Audio sender: don't auto resample to 48000

+ some rework - audio_frame2 has now methods for changing bps and resampling
2026-03-21 17:40:23 +00:00 · 2015-07-23 19:40:12 +02:00
parent d1fc89981c
commit 899ca0b56f
7 changed files with 155 additions and 119 deletions
--- a/src/audio/audio.cpp
+++ b/src/audio/audio.cpp
@@ -52,7 +52,6 @@
 #include "config_win32.h"
 #endif

-#include <speex/speex_resampler.h>
 #include <stdio.h>
 #include <string.h>
 #include <stdlib.h>
@@ -242,7 +241,7 @@ struct state_audio * audio_cfg_init(struct module *parent, const char *addrs, in
                return NULL;
        }
        
-        s = (struct state_audio *) calloc(1, sizeof(struct state_audio));
+        s = new state_audio();
        s->start_time = *start_time;

        if (strcmp("none", send_cfg) == 0 && strcmp("none", recv_cfg) == 0) {
@@ -285,7 +284,7 @@ struct state_audio * audio_cfg_init(struct module *parent, const char *addrs, in
                goto error;
 #else
                fprintf(stderr, "Speex not compiled in.
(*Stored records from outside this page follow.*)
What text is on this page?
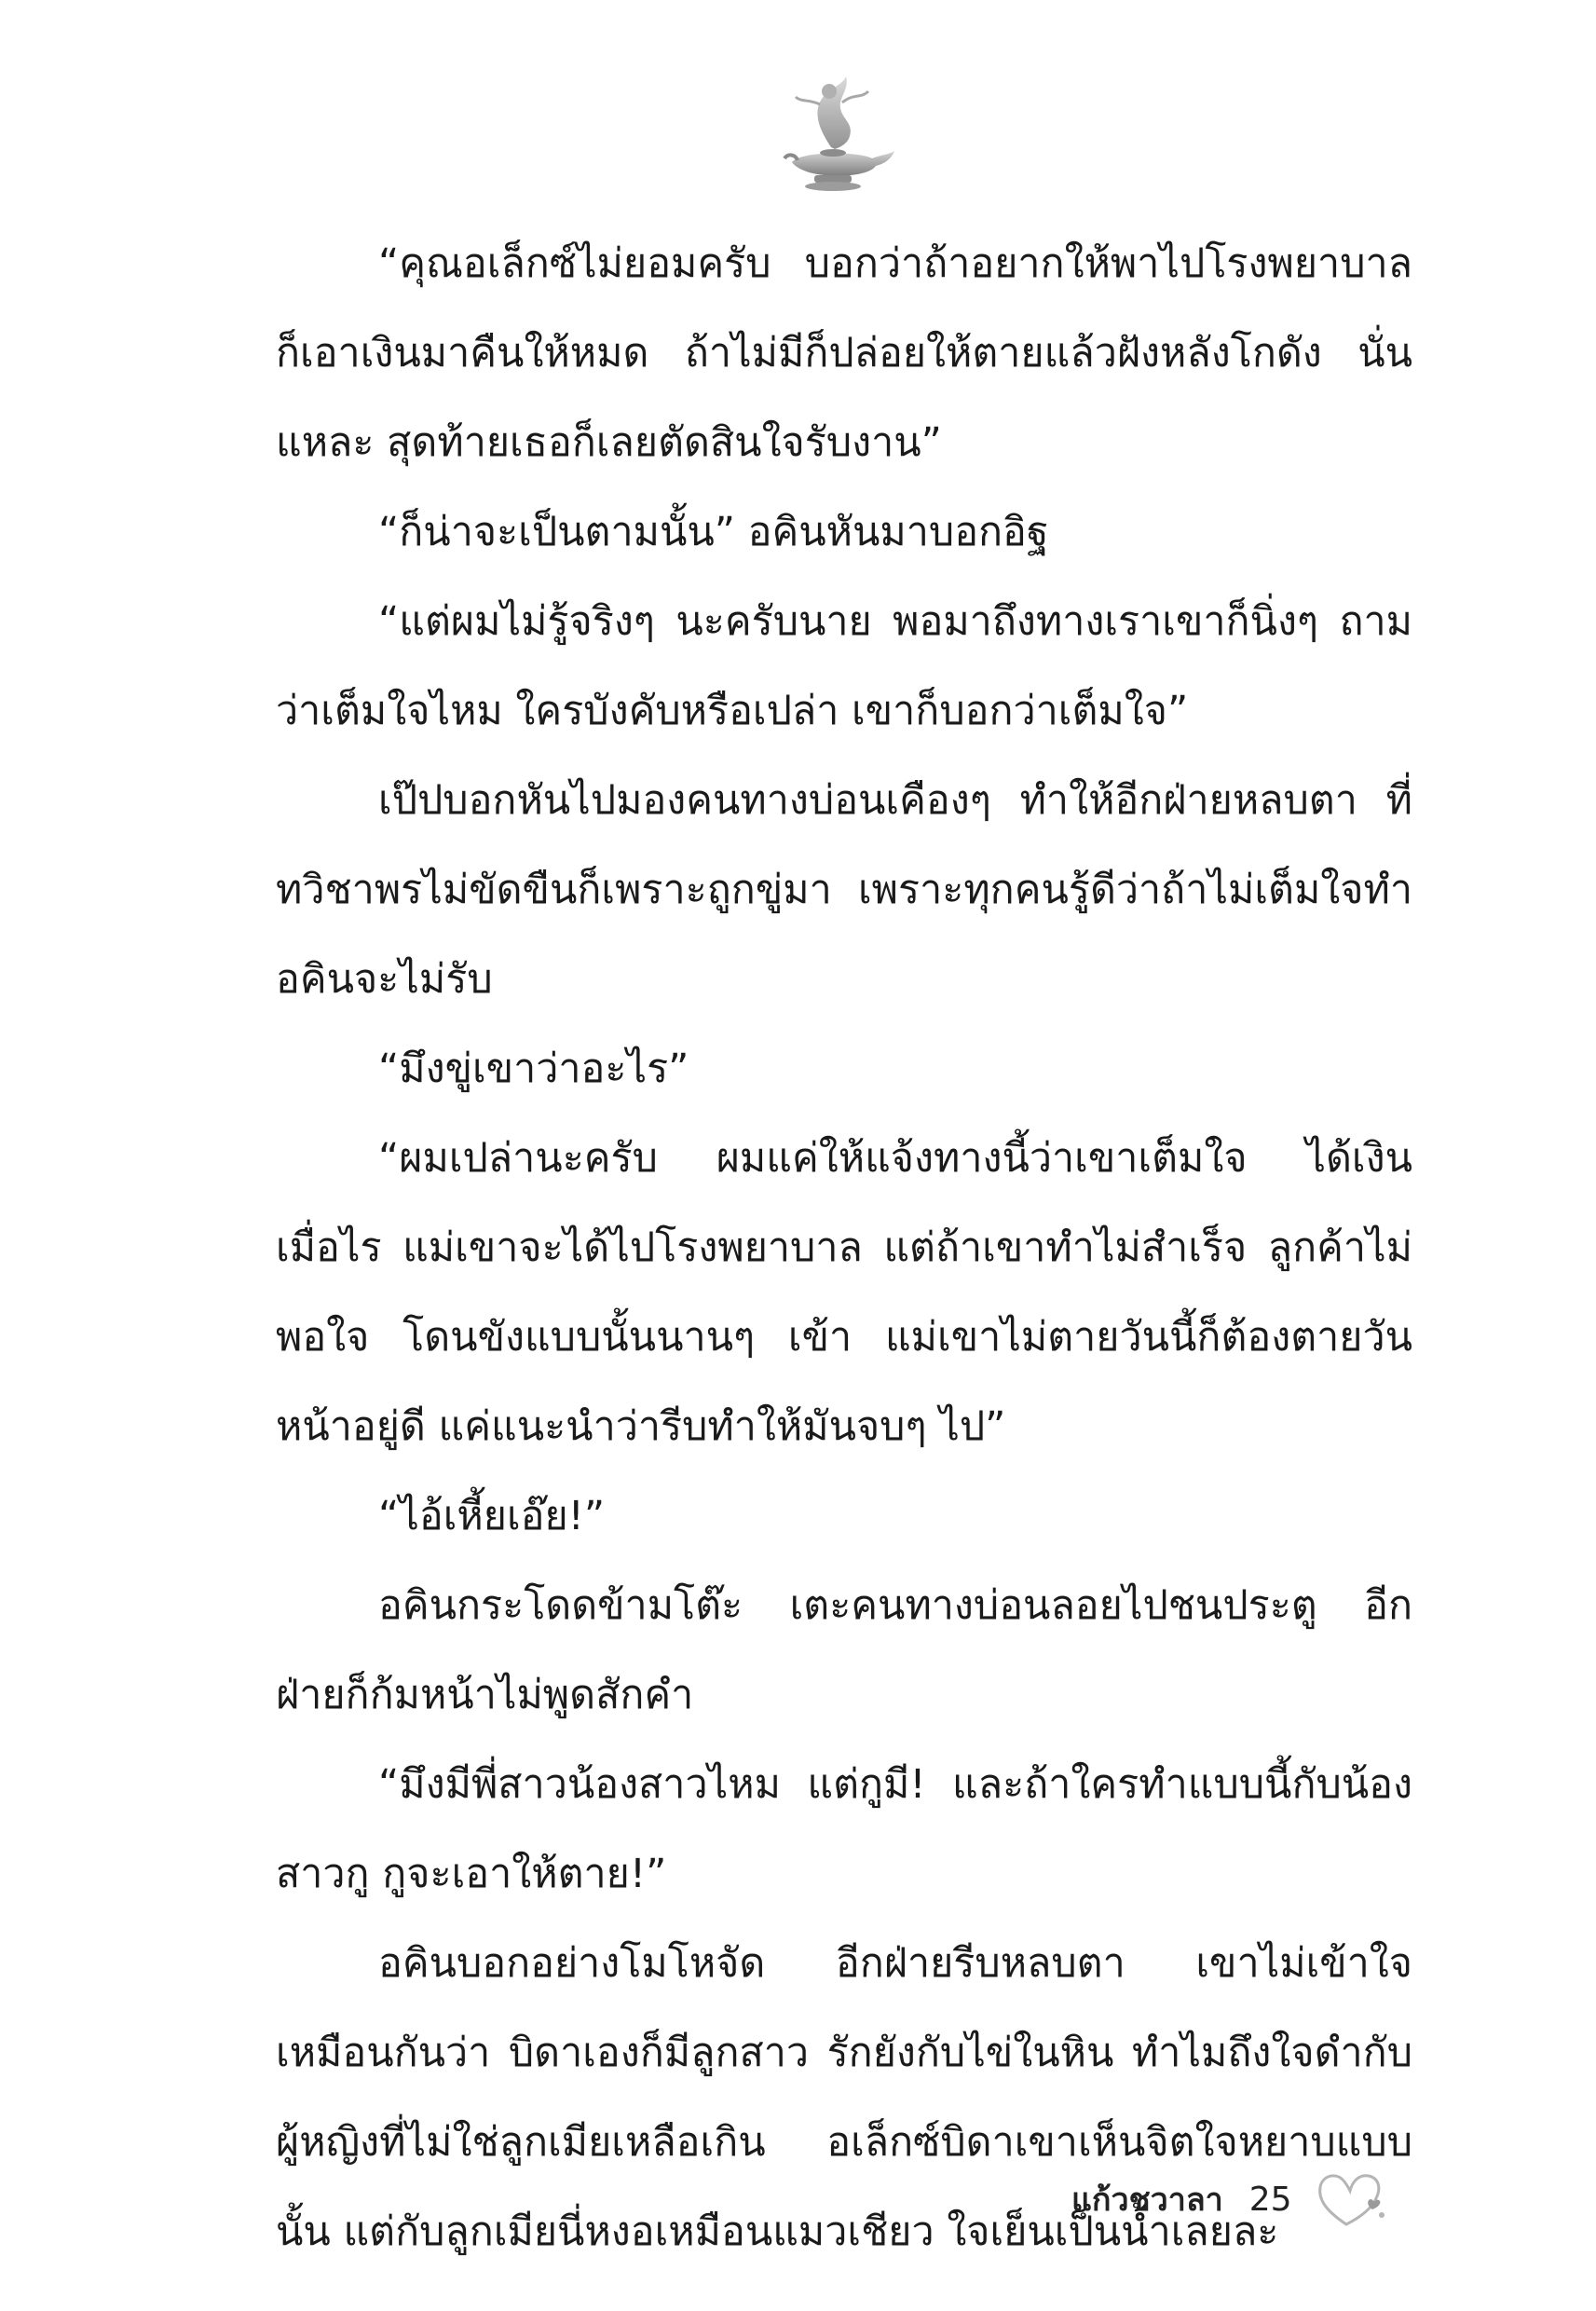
“คุณอเล็กซ์ไม่ยอมครับ บอกว่าถ้าอยากให้พาไปโรงพยาบาล ก็เอาเงินมาคืนให้หมด ถ้าไม่มีก็ปล่อยให้ตายแล้วฝังหลังโกดัง นั่นแหละ สุดท้ายเธอก็เลยตัดสินใจรับงาน”

“ก็น่าจะเป็นตามนั้น” อคินหันมาบอกอิฐ

“แต่ผมไม่รู้จริงๆ นะครับนาย พอมาถึงทางเราเขาก็นิ่งๆ ถามว่าเต็มใจไหม ใครบังคับหรือเปล่า เขาก็บอกว่าเต็มใจ”

เป๊ปบอกหันไปมองคนทางบ่อนเคืองๆ ทำให้อีกฝ่ายหลบตา ที่ทวิชาพรไม่ขัดขืนก็เพราะถูกขู่มา เพราะทุกคนรู้ดีว่าถ้าไม่เต็มใจทำ อคินจะไม่รับ

“มึงขู่เขาว่าอะไร”

“ผมเปล่านะครับ ผมแค่ให้แจ้งทางนี้ว่าเขาเต็มใจ ได้เงินเมื่อไร แม่เขาจะได้ไปโรงพยาบาล แต่ถ้าเขาทำไม่สำเร็จ ลูกค้าไม่พอใจ โดนขังแบบนั้นนานๆ เข้า แม่เขาไม่ตายวันนี้ก็ต้องตายวันหน้าอยู่ดี แค่แนะนำว่ารีบทำให้มันจบๆ ไป”

“ไอ้เหี้ยเอ๊ย!”

อคินกระโดดข้ามโต๊ะ เตะคนทางบ่อนลอยไปชนประตู อีกฝ่ายก็ก้มหน้าไม่พูดสักคำ

“มึงมีพี่สาวน้องสาวไหม แต่กูมี! และถ้าใครทำแบบนี้กับน้องสาวกู กูจะเอาให้ตาย!”

อคินบอกอย่างโมโหจัด อีกฝ่ายรีบหลบตา เขาไม่เข้าใจเหมือนกันว่า บิดาเองก็มีลูกสาว รักยังกับไข่ในหิน ทำไมถึงใจดำกับผู้หญิงที่ไม่ใช่ลูกเมียเหลือเกิน อเล็กซ์บิดาเขาเห็นจิตใจหยาบแบบนั้น แต่กับลูกเมียนี่หงอเหมือนแมวเชียว ใจเย็นเป็นน้ำเลยละ

แก้วชวาลา 25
Could not enable echo cancellation.\n");
-                free(s);
+                delete s;
                goto error;
 #endif /* HAVE_SPEEX */
        } else {
@@ -449,7 +448,7 @@ error:
        delete s->captured;

        audio_codec_done(s->audio_coder);
-        free(s);
+        delete s;
        exit_uv(1);
        return NULL;
 }
@@ -499,7 +498,7 @@ void audio_done(struct state_audio *s)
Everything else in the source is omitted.